I don't know how to end this one.
At least with humans, you can communicate and reason.
Tha crows don't seem to allow me to do that.
As I sat on tha steps on the street that Winks is on, a crow swooped down and perched on a street sign about ten feet away from me, Cawing at the appropriate times in response to my emotions.
When I felt I didn't know how to end tha war, I looked up to tha crow with a plea and felt my soul disappear-that sucking feeling in the core of one's torso.
The crow stayed long enough for one more sucking feeling before flying away, but they weren't finished with me yet.
Once I began to walk home one swooped up behind my head again. Now I had had enough, and walked firmly over to tha grass with vindictive determination. The crow perched very close to me as I searched for tha rock.
After finding a rock of suitable size, I searched for a direction to throw it where I wouldn't hit a car or person.

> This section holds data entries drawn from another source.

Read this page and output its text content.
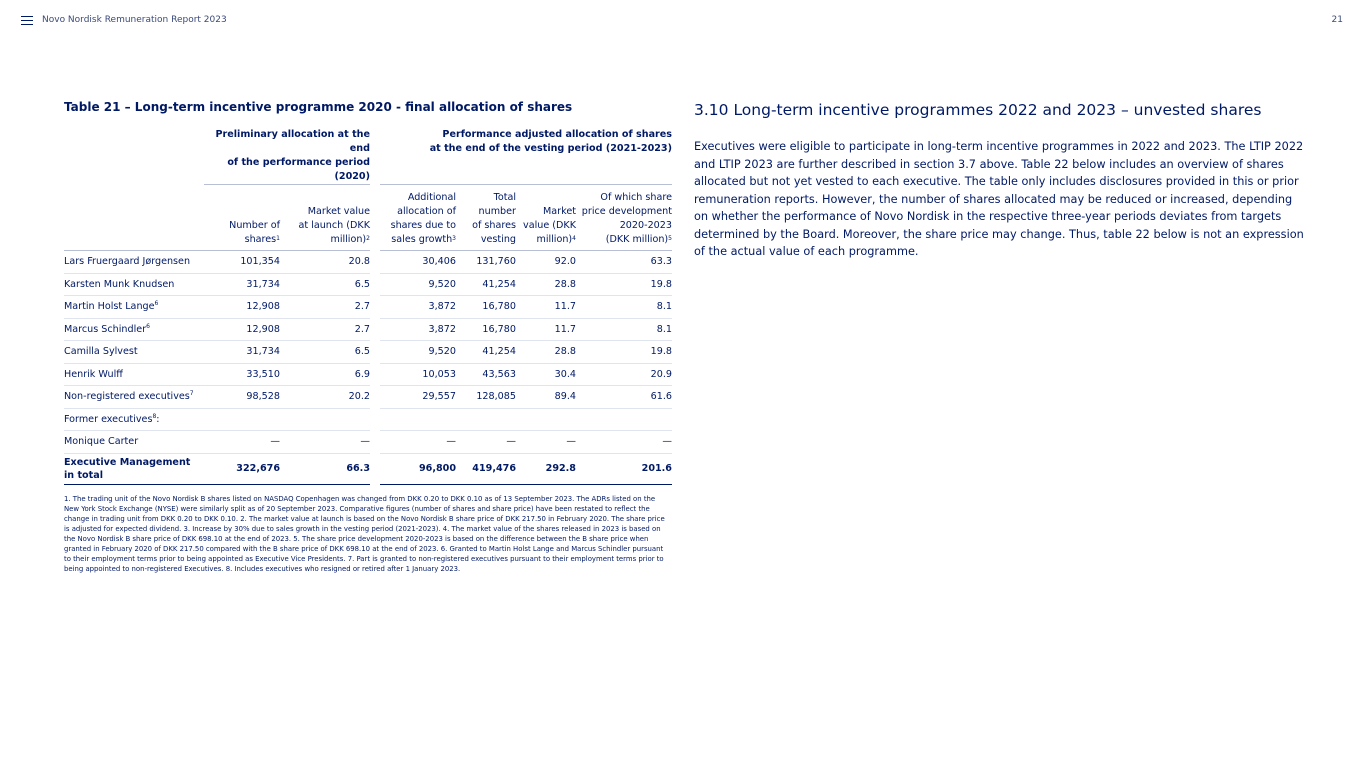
Novo Nordisk Remuneration Report 2023	21
Table 21 – Long-term incentive programme 2020 - final allocation of shares
	Preliminary allocation at the end
of the performance period (2020)			Performance adjusted allocation of shares
at the end of the vesting period (2021-2023)			
	Number of
shares$^1$	Market value
at launch (DKK
million)$^2$		Additional
allocation of
shares due to
sales growth$^3$	Total
number
of shares
vesting	Market
value (DKK
million)$^4$	Of which share
price development
2020-2023
(DKK million)$^5$
Lars Fruergaard Jørgensen	101,354	20.8		30,406	131,760	92.0	63.3
Karsten Munk Knudsen	31,734	6.5		9,520	41,254	28.8	19.8
Martin Holst Lange$^6$	12,908	2.7		3,872	16,780	11.7	8.1
Marcus Schindler$^6$	12,908	2.7		3,872	16,780	11.7	8.1
Camilla Sylvest	31,734	6.5		9,520	41,254	28.8	19.8
Henrik Wulff	33,510	6.9		10,053	43,563	30.4	20.9
Non-registered executives$^7$	98,528	20.2		29,557	128,085	89.4	61.6
Former executives$^8$:							
Monique Carter	—	—		—	—	—	—
Executive Management
in total	322,676	66.3		96,800	419,476	292.8	201.6
1. The trading unit of the Novo Nordisk B shares listed on NASDAQ Copenhagen was changed from DKK 0.20 to DKK 0.10 as of 13 September 2023. The ADRs listed on the New York Stock Exchange (NYSE) were similarly split as of 20 September 2023. Comparative figures (number of shares and share price) have been restated to reflect the change in trading unit from DKK 0.20 to DKK 0.10. 2. The market value at launch is based on the Novo Nordisk B share price of DKK 217.50 in February 2020. The share price is adjusted for expected dividend. 3. Increase by 30% due to sales growth in the vesting period (2021-2023). 4. The market value of the shares released in 2023 is based on the Novo Nordisk B share price of DKK 698.10 at the end of 2023. 5. The share price development 2020-2023 is based on the difference between the B share price when granted in February 2020 of DKK 217.50 compared with the B share price of DKK 698.10 at the end of 2023. 6. Granted to Martin Holst Lange and Marcus Schindler pursuant to their employment terms prior to being appointed as Executive Vice Presidents. 7. Part is granted to non-registered executives pursuant to their employment terms prior to being appointed to non-registered Executives. 8. Includes executives who resigned or retired after 1 January 2023.
3.10 Long-term incentive programmes 2022 and 2023 – unvested shares
Executives were eligible to participate in long-term incentive programmes in 2022 and 2023. The LTIP 2022 and LTIP 2023 are further described in section 3.7 above. Table 22 below includes an overview of shares allocated but not yet vested to each executive. The table only includes disclosures provided in this or prior remuneration reports. However, the number of shares allocated may be reduced or increased, depending on whether the performance of Novo Nordisk in the respective three-year periods deviates from targets determined by the Board. Moreover, the share price may change. Thus, table 22 below is not an expression of the actual value of each programme.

I'm ususally quite good with my aim, when it comes to throwing objects. When me and tha guy who looked like Dave Murray were stage walkin tha sidewalk I threw something into a garbage can from a distance, and as unlikely as it may have seemed to others, I knew I wouldn't miss tha target.
When I went to throw at this crow, I thought of previous good aim in my life, but didn't have tha same certainty. I just missed tha crow from close range.
As I walked home I was somewhat comforted by seeing a cop pull up tha street, and felt my soul return to some degree. Knowing that I had overpowered a crow once by looking back at tha police building and then to tha crow, told me I hadn't yet lost tha war.
I just read somewhere that tha crows are tha most intelligent bird. I'm not sure if that's true or not, but they have made enemies with me nonetheless.
I don't know whether it stems from tha communication that took place between me and the seemingly wise seagull, but I do remember more of that communication now.
After making tha gesture of looking into my stomach, looking around, making a worm attack gesture, and then returning to my stomach, I also remember making tha gesture of communicating with all the other seagulls.
It seemed to make sense to this seagull at tha time.
Although it was not my intention to start a war with tha crows, I not very knowledgeable of bird society.
When I would think tha crows looked cute, maybe the crows weren't used to that, I don't know.
The interpretation I am making of bird society at this time, and I'm yet to be certain, is that tha crows are defending the old society, much in the way that humans typically do.
When something is outside tha norm of tha flock, it seems to be animal nature to rebel the anomaly.
This war will usually continue, until the social pattern set forth by the anomaly becomes recognized as being superior to the old pattern, and others follow suit until the new society replaces the old society.
At this time, I stand alone against tha crows.